Herzog Wittekind am Wedigenstein

Porta Westfalica
Mythen und Sagen

Nach den Unglücksschlachten und dem Verlust von Osnabrück war Wittekind ein Flüchtling im eigenen Land. Nur wenige Burgen und Schlupfwinkel blieben in seiner Gewalt. Zu jenen Tagen versteckte der Herzog die Seinen in einem steinernen Burgbau, welchen er für den schlimmsten Notfall unter dem Wedigenstein erbaut hatte. Es ist dies wohl der einzige Wehrbau aus Stein den die Sage den Sachsen zuschreibt, denn üblicherweise wohnten die Germanen dazumal lieber in Holzhäusern, und auch ihre Volksburgen waren von Holz umwehrt. Aber hier, am Weserdurchbruch oberhalb von Minden, mochte ein festerer Schutzbau schon zweckmäßig sein.

In jenen Tagen barg sich der Herzog auch gern in einer Grotte, welche bei Wallücke damals noch tief in den Berg führte und den Feinden nicht bekannt war. Hier traf er sich wohl heimlich mit seinen Schwertbrüdern, und sie spannen neue Fäden und rüsteten neue Anschläge. Da Wittekind nun von einer solchen Ausfahrt zurück nach dem steinernen Waldhaus ritt, und er vorsichtig durch den Wald pirschend seiner Wohnung näher kam, schlug ihm eine Wolke von Brandgeruch entgegen.
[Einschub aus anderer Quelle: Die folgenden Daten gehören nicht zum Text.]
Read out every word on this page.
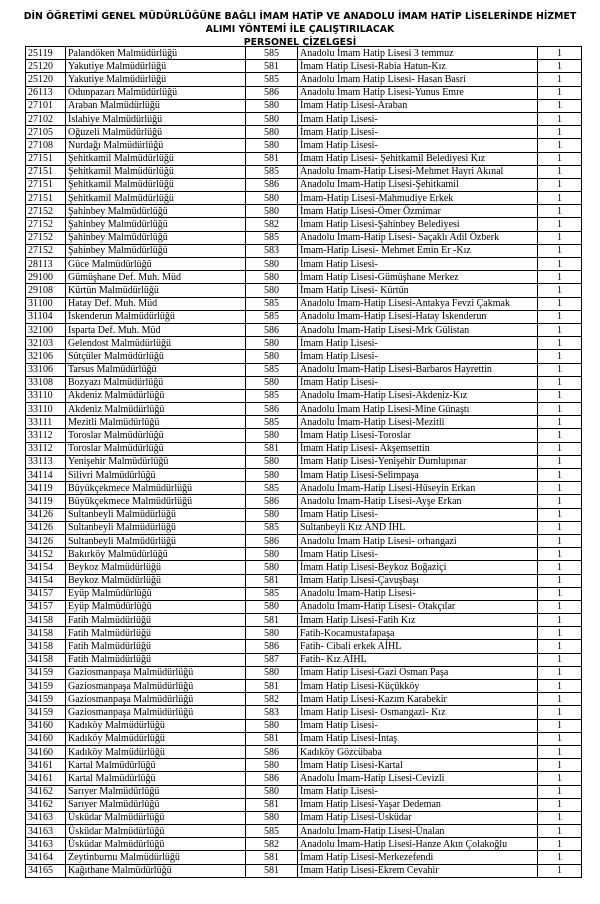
DİN ÖĞRETİMİ GENEL MÜDÜRLÜĞÜNE BAĞLI İMAM HATİP VE ANADOLU İMAM HATİP LİSELERİNDE HİZMET ALIMI YÖNTEMİ İLE ÇALIŞTIRILACAK
PERSONEL ÇİZELGESİ
25119	Palandöken Malmüdürlüğü	585	Anadolu İmam Hatip Lisesi 3 temmuz	1
25120	Yakutiye Malmüdürlüğü	581	İmam Hatip Lisesi-Rabia Hatun-Kız	1
25120	Yakutiye Malmüdürlüğü	585	Anadolu İmam Hatip Lisesi- Hasan Basri	1
26113	Odunpazarı Malmüdürlüğü	586	Anadolu İmam Hatip Lisesi-Yunus Emre	1
27101	Araban Malmüdürlüğü	580	İmam Hatip Lisesi-Araban	1
27102	İslahiye Malmüdürlüğü	580	İmam Hatip Lisesi-	1
27105	Oğuzeli Malmüdürlüğü	580	İmam Hatip Lisesi-	1
27108	Nurdağı Malmüdürlüğü	580	İmam Hatip Lisesi-	1
27151	Şehitkamil Malmüdürlüğü	581	İmam Hatip Lisesi- Şehitkamil Belediyesi Kız	1
27151	Şehitkamil Malmüdürlüğü	585	Anadolu İmam-Hatip Lisesi-Mehmet Hayri Akınal	1
27151	Şehitkamil Malmüdürlüğü	586	Anadolu İmam-Hatip Lisesi-Şehitkamil	1
27151	Şehitkamil Malmüdürlüğü	580	İmam-Hatip Lisesi-Mahmudiye Erkek	1
27152	Şahinbey Malmüdürlüğü	580	İmam Hatip Lisesi-Ömer Özmimar	1
27152	Şahinbey Malmüdürlüğü	582	İmam Hatip Lisesi-Şahinbey Belediyesi	1
27152	Şahinbey Malmüdürlüğü	585	Anadolu İmam-Hatip Lisesi- Saçaklı Adil Özberk	1
27152	Şahinbey Malmüdürlüğü	583	İmam-Hatip Lisesi- Mehmet Emin Er -Kız	1
28113	Güce Malmüdürlüğü	580	İmam Hatip Lisesi-	1
29100	Gümüşhane Def. Muh. Müd	580	İmam Hatip Lisesi-Gümüşhane Merkez	1
29108	Kürtün Malmüdürlüğü	580	İmam Hatip Lisesi- Kürtün	1
31100	Hatay Def. Muh. Müd	585	Anadolu İmam-Hatip Lisesi-Antakya Fevzi Çakmak	1
31104	İskenderun Malmüdürlüğü	585	Anadolu İmam-Hatip Lisesi-Hatay İskenderun	1
32100	Isparta Def. Muh. Müd	586	Anadolu İmam-Hatip Lisesi-Mrk Gülistan	1
32103	Gelendost Malmüdürlüğü	580	İmam Hatip Lisesi-	1
32106	Sütçüler Malmüdürlüğü	580	İmam Hatip Lisesi-	1
33106	Tarsus Malmüdürlüğü	585	Anadolu İmam-Hatip Lisesi-Barbaros Hayrettin	1
33108	Bozyazı Malmüdürlüğü	580	İmam Hatip Lisesi-	1
33110	Akdeniz Malmüdürlüğü	585	Anadolu İmam-Hatip Lisesi-Akdeniz-Kız	1
33110	Akdeniz Malmüdürlüğü	586	Anadolu İmam Hatip Lisesi-Mine Günaştı	1
33111	Mezitli Malmüdürlüğü	585	Anadolu İmam-Hatip Lisesi-Mezitli	1
33112	Toroslar Malmüdürlüğü	580	İmam Hatip Lisesi-Toroslar	1
33112	Toroslar Malmüdürlüğü	581	İmam Hatip Lisesi- Akşemsettin	1
33113	Yenişehir Malmüdürlüğü	580	İmam Hatip Lisesi-Yenişehir Dumlupınar	1
34114	Silivri Malmüdürlüğü	580	İmam Hatip Lisesi-Selimpaşa	1
34119	Büyükçekmece Malmüdürlüğü	585	Anadolu İmam-Hatip Lisesi-Hüseyin Erkan	1
34119	Büyükçekmece Malmüdürlüğü	586	Anadolu İmam-Hatip Lisesi-Ayşe Erkan	1
34126	Sultanbeyli Malmüdürlüğü	580	İmam Hatip Lisesi-	1
34126	Sultanbeyli Malmüdürlüğü	585	Sultanbeyli Kız AND İHL	1
34126	Sultanbeyli Malmüdürlüğü	586	Anadolu İmam Hatip Lisesi- orhangazi	1
34152	Bakırköy Malmüdürlüğü	580	İmam Hatip Lisesi-	1
34154	Beykoz Malmüdürlüğü	580	İmam Hatip Lisesi-Beykoz Boğaziçi	1
34154	Beykoz Malmüdürlüğü	581	İmam Hatip Lisesi-Çavuşbaşı	1
34157	Eyüp Malmüdürlüğü	585	Anadolu İmam-Hatip Lisesi-	1
34157	Eyüp Malmüdürlüğü	580	Anadolu İmam-Hatip Lisesi- Otakçılar	1
34158	Fatih Malmüdürlüğü	581	İmam Hatip Lisesi-Fatih Kız	1
34158	Fatih Malmüdürlüğü	580	Fatih-Kocamustafapaşa	1
34158	Fatih Malmüdürlüğü	586	Fatih- Cibali erkek AİHL	1
34158	Fatih Malmüdürlüğü	587	Fatih- Kız AİHL	1
34159	Gaziosmanpaşa Malmüdürlüğü	580	İmam Hatip Lisesi-Gazi Osman Paşa	1
34159	Gaziosmanpaşa Malmüdürlüğü	581	İmam Hatip Lisesi-Küçükköy	1
34159	Gaziosmanpaşa Malmüdürlüğü	582	İmam Hatip Lisesi-Kazım Karabekir	1
34159	Gaziosmanpaşa Malmüdürlüğü	583	İmam Hatip Lisesi- Osmangazi- Kız	1
34160	Kadıköy Malmüdürlüğü	580	İmam Hatip Lisesi-	1
34160	Kadıköy Malmüdürlüğü	581	İmam Hatip Lisesi-İntaş	1
34160	Kadıköy Malmüdürlüğü	586	Kadıköy Gözcübaba	1
34161	Kartal Malmüdürlüğü	580	İmam Hatip Lisesi-Kartal	1
34161	Kartal Malmüdürlüğü	586	Anadolu İmam-Hatip Lisesi-Cevizli	1
34162	Sarıyer Malmüdürlüğü	580	İmam Hatip Lisesi-	1
34162	Sarıyer Malmüdürlüğü	581	İmam Hatip Lisesi-Yaşar Dedeman	1
34163	Üsküdar Malmüdürlüğü	580	İmam Hatip Lisesi-Üsküdar	1
34163	Üsküdar Malmüdürlüğü	585	Anadolu İmam-Hatip Lisesi-Ünalan	1
34163	Üsküdar Malmüdürlüğü	582	Anadolu İmam-Hatip Lisesi-Hanze Akın Çolakoğlu	1
34164	Zeytinburnu Malmüdürlüğü	581	İmam Hatip Lisesi-Merkezefendi	1
34165	Kağıthane Malmüdürlüğü	581	İmam Hatip Lisesi-Ekrem Cevahir	1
Verhallender Kampflärm ließ ihn nichts Gutes ahnen, aber schon stand er in einem Ring spitzer Schwerter und Spieße. Und noch ehe der Sachs aus der Scheide fuhr, lag Wittekind gebunden am Boden. An seinen Ketten zog der fränkische Hauptmann den Herzog nun in den Burghof. Da lagen sie alle, der Burgvogt, die treuen Schwertgenossen, tödlich getroffen. Mit welcher List mochten die Franken sie überrumpelt haben?
Tränenlos starrte der Herzog auf das grausame Schauspiel, dann warf er den Kopf in den Nacken: "Wo habt ihr Geva, mein Weib, und die Kinder?" Der Franke zuckte mit den Achseln. So konnte der Gefangene hoffen, daß sie durch den heimlichen Gang unter der Weser entschlüpft und geborgen wären.
"Wir wähnten dich am Hofe des Dänenkönigs", höhnte der Hauptmann, "und nun zappelt der Hase in der Schlinge, und der rote Hahn zerkräht ihm das Nest."
"Ist es am Hofe Karls üblich, dem zu spotten, der seine Freiheit nicht missen mag?" fragte Wittekind. "Nur Sklavensinn kann einen Unglücklichen verhöhnen." Da wandte der Hauptmann sich ab, denn er wußte keinen Widerspruch.